【国際バカロレア】伝統校が認定小学校に! 教科の枠にとらわれない学習方法で子どもの自己肯定感が高まる理由を取材!
〔国際バカロレア連載〕 #4 PYP認定校『聖ヨゼフ学園小学校』
2025.05.28
伝統校が「国際バカロレア」を導入した理由

──国際バカロレア(※以下IB)を導入された理由を教えてください。
河野健一郎先生(以下、河野先生):導入理由は、本校の成り立ちと関わっています。初代校長である勝野巌神父は、高校卒業時にカナダに移住し、戦中は日系カナダ人の強制移住地で過ごしました。
強制移住地といっても、山間の限界集落に2000人ほどが集められ、現地の人との文化交流もするなど恵まれた環境だったようです。その町の古い消防署を修理して、寺子屋的に子どもたちに読み書きを教える学校を作ったのが、学校教育とのかかわりを持ったはじまりでした。
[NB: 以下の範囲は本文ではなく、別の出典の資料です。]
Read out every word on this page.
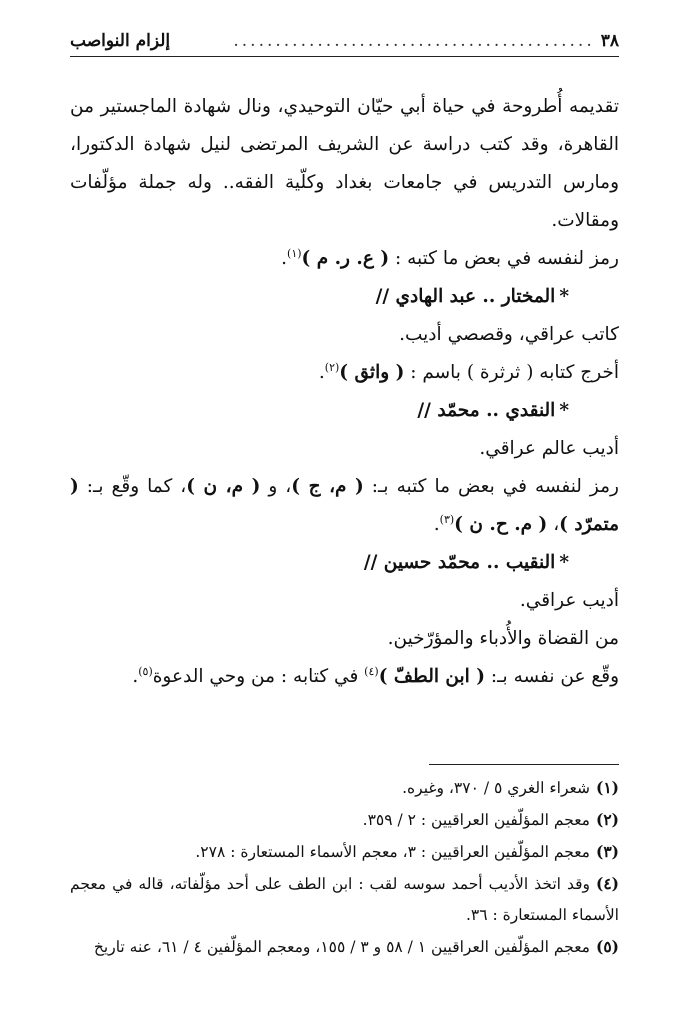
٣٨
...........................................
إلزام النواصب

تقديمه أُطروحة في حياة أبي حيّان التوحيدي، ونال شهادة الماجستير من القاهرة، وقد كتب دراسة عن الشريف المرتضى لنيل شهادة الدكتورا، ومارس التدريس في جامعات بغداد وكلّية الفقه.. وله جملة مؤلّفات ومقالات.

رمز لنفسه في بعض ما كتبه : ( ع. ر. م )$^{(١)}$.

*المختار .. عبد الهادي //

كاتب عراقي، وقصصي أديب.

أخرج كتابه ( ثرثرة ) باسم : ( واثق )$^{(٢)}$.

*النقدي .. محمّد //

أديب عالم عراقي.

رمز لنفسه في بعض ما كتبه بـ: ( م، ج )، و ( م، ن )، كما وقّع بـ: ( متمرّد )، ( م. ح. ن )$^{(٣)}$.

*النقيب .. محمّد حسين //

أديب عراقي.

من القضاة والأُدباء والمؤرّخين.

وقّع عن نفسه بـ: ( ابن الطفّ )$^{(٤)}$ في كتابه : من وحي الدعوة$^{(٥)}$.

(١)شعراء الغري ٥ / ٣٧٠، وغيره.

(٢)معجم المؤلّفين العراقيين : ٢ / ٣٥٩.

(٣)معجم المؤلّفين العراقيين : ٣، معجم الأسماء المستعارة : ٢٧٨.

(٤)وقد اتخذ الأديب أحمد سوسه لقب : ابن الطف على أحد مؤلّفاته، قاله في معجم الأسماء المستعارة : ٣٦.

(٥)معجم المؤلّفين العراقيين ١ / ٥٨ و ٣ / ١٥٥، ومعجم المؤلّفين ٤ / ٦١، عنه تاريخ
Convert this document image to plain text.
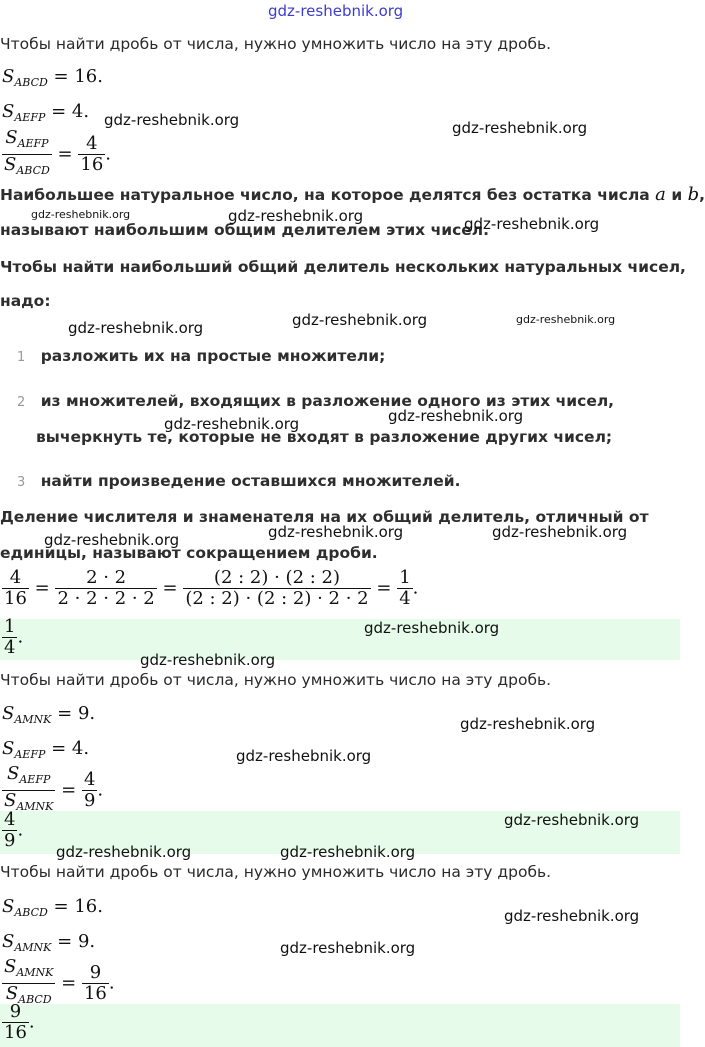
gdz-reshebnik.org
Чтобы найти дробь от числа, нужно умножить число на эту дробь.
$S_{ABCD} = 16$.
$S_{AEFP} = 4$.
$\frac{S_{AEFP}}{S_{ABCD}} = \frac{4}{16}$ .
Наибольшее натуральное число, на которое делятся без остатка числа a и b,
называют наибольшим общим делителем этих чисел.
Чтобы найти наибольший общий делитель нескольких натуральных чисел,
надо:
1 разложить их на простые множители;
2 из множителей, входящих в разложение одного из этих чисел,
вычеркнуть те, которые не входят в разложение других чисел;
3 найти произведение оставшихся множителей.
Деление числителя и знаменателя на их общий делитель, отличный от
единицы, называют сокращением дроби.
$\frac{4}{16} = \frac{2 \cdot 2}{2 \cdot 2 \cdot 2 \cdot 2} = \frac{(2 : 2) \cdot (2 : 2)}{(2 : 2) \cdot (2 : 2) \cdot 2 \cdot 2} = \frac{1}{4}$ .
$\frac{1}{4}$ .
Чтобы найти дробь от числа, нужно умножить число на эту дробь.
$S_{AMNK} = 9$.
$S_{AEFP} = 4$.
$\frac{S_{AEFP}}{S_{AMNK}} = \frac{4}{9}$ .
$\frac{4}{9}$ .
Чтобы найти дробь от числа, нужно умножить число на эту дробь.
$S_{ABCD} = 16$.
$S_{AMNK} = 9$.
$\frac{S_{AMNK}}{S_{ABCD}} = \frac{9}{16}$ .
$\frac{9}{16}$ .
gdz-reshebnik.org	gdz-reshebnik.org
gdz-reshebnik.org	gdz-reshebnik.org	gdz-reshebnik.org
gdz-reshebnik.org	gdz-reshebnik.org	gdz-reshebnik.org
gdz-reshebnik.org	gdz-reshebnik.org
gdz-reshebnik.org	gdz-reshebnik.org	gdz-reshebnik.org
gdz-reshebnik.org
gdz-reshebnik.org
gdz-reshebnik.org
gdz-reshebnik.org
gdz-reshebnik.org
gdz-reshebnik.org	gdz-reshebnik.org
gdz-reshebnik.org
gdz-reshebnik.org
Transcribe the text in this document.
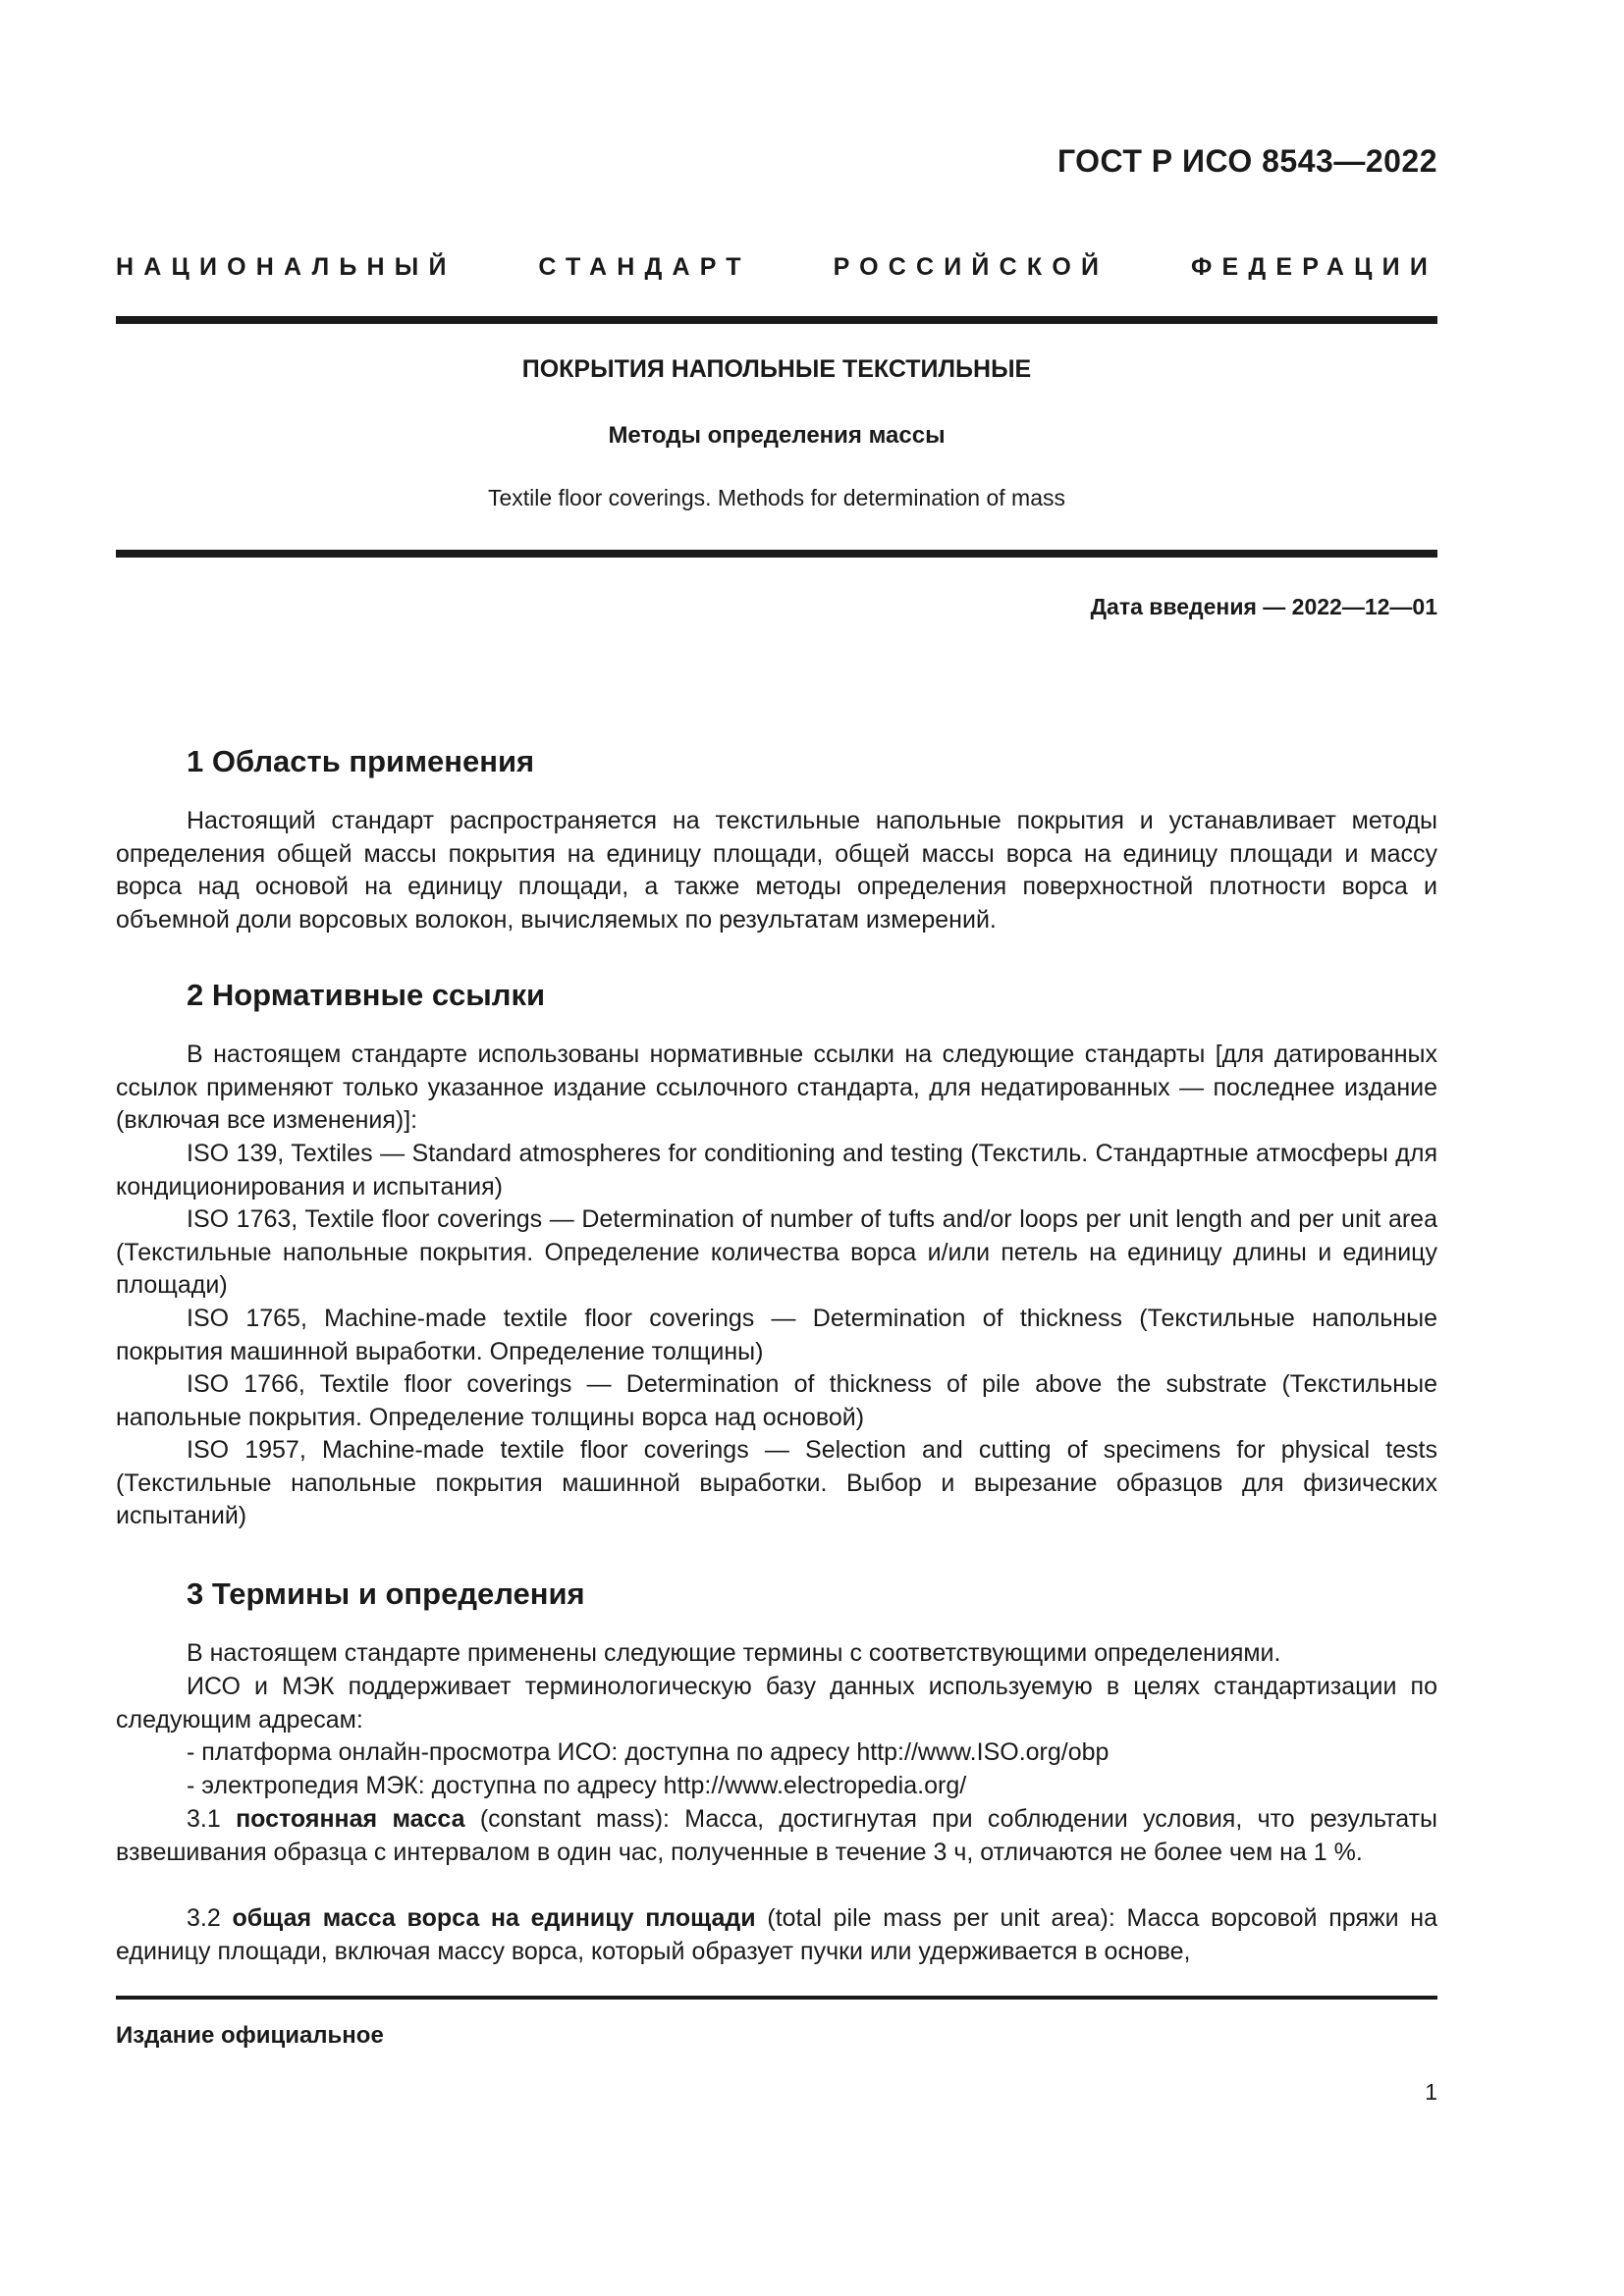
ГОСТ Р ИСО 8543—2022
НАЦИОНАЛЬНЫЙ СТАНДАРТ РОССИЙСКОЙ ФЕДЕРАЦИИ
ПОКРЫТИЯ НАПОЛЬНЫЕ ТЕКСТИЛЬНЫЕ
Методы определения массы
Textile floor coverings. Methods for determination of mass
Дата введения — 2022—12—01
1 Область применения

Настоящий стандарт распространяется на текстильные напольные покрытия и устанавливает методы определения общей массы покрытия на единицу площади, общей массы ворса на единицу площади и массу ворса над основой на единицу площади, а также методы определения поверхностной плотности ворса и объемной доли ворсовых волокон, вычисляемых по результатам измерений.

2 Нормативные ссылки

В настоящем стандарте использованы нормативные ссылки на следующие стандарты [для датированных ссылок применяют только указанное издание ссылочного стандарта, для недатированных — последнее издание (включая все изменения)]:

ISO 139, Textiles — Standard atmospheres for conditioning and testing (Текстиль. Стандартные атмосферы для кондиционирования и испытания)

ISO 1763, Textile floor coverings — Determination of number of tufts and/or loops per unit length and per unit area (Текстильные напольные покрытия. Определение количества ворса и/или петель на единицу длины и единицу площади)

ISO 1765, Machine-made textile floor coverings — Determination of thickness (Текстильные напольные покрытия машинной выработки. Определение толщины)

ISO 1766, Textile floor coverings — Determination of thickness of pile above the substrate (Текстильные напольные покрытия. Определение толщины ворса над основой)

ISO 1957, Machine-made textile floor coverings — Selection and cutting of specimens for physical tests (Текстильные напольные покрытия машинной выработки. Выбор и вырезание образцов для физических испытаний)

3 Термины и определения

В настоящем стандарте применены следующие термины с соответствующими определениями.

ИСО и МЭК поддерживает терминологическую базу данных используемую в целях стандартизации по следующим адресам:

- платформа онлайн-просмотра ИСО: доступна по адресу http://www.ISO.org/obp

- электропедия МЭК: доступна по адресу http://www.electropedia.org/

3.1 постоянная масса (constant mass): Масса, достигнутая при соблюдении условия, что результаты взвешивания образца с интервалом в один час, полученные в течение 3 ч, отличаются не более чем на 1 %.

3.2 общая масса ворса на единицу площади (total pile mass per unit area): Масса ворсовой пряжи на единицу площади, включая массу ворса, который образует пучки или удерживается в основе,

Издание официальное
1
終戦を迎えて帰国した勝野神父は、このカナダでの経験と、カトリックが大切にしている普遍的価値観を活かし、戦後の平和で豊かな日本社会を築いていけるような人材を育てようと、1953年に聖ヨゼフ小学校を設立しました。
一方、IBは、スイスのジュネーブで生まれましたが、ヨーロッパもやはり戦争で国土を焼失し、多くの犠牲を出しました。平和な世界を築くために教育ができる役割を問うことをミッションのひとつとして、平和に貢献できる人材育成を理念に掲げています。
『この世のさまざまな問題を他人事にせず、自らの課題として積極的に捉え、人々の真の平和と幸福を創り出す人を育てる教育を目指す』という、勝野神父が創立時に掲げた教育方針は、IBの理念と重なるのです。

河野先生:導入の決め手となったのは、先にIBのPYP認定を受けていた中野の「東京コミュニティスクール」への視察でした。授業中の子どもたちが、受け身ではなく、自分の頭で考え、意見を伝え、真剣に話し合いをしている。その姿が本当に素晴らしかったですね。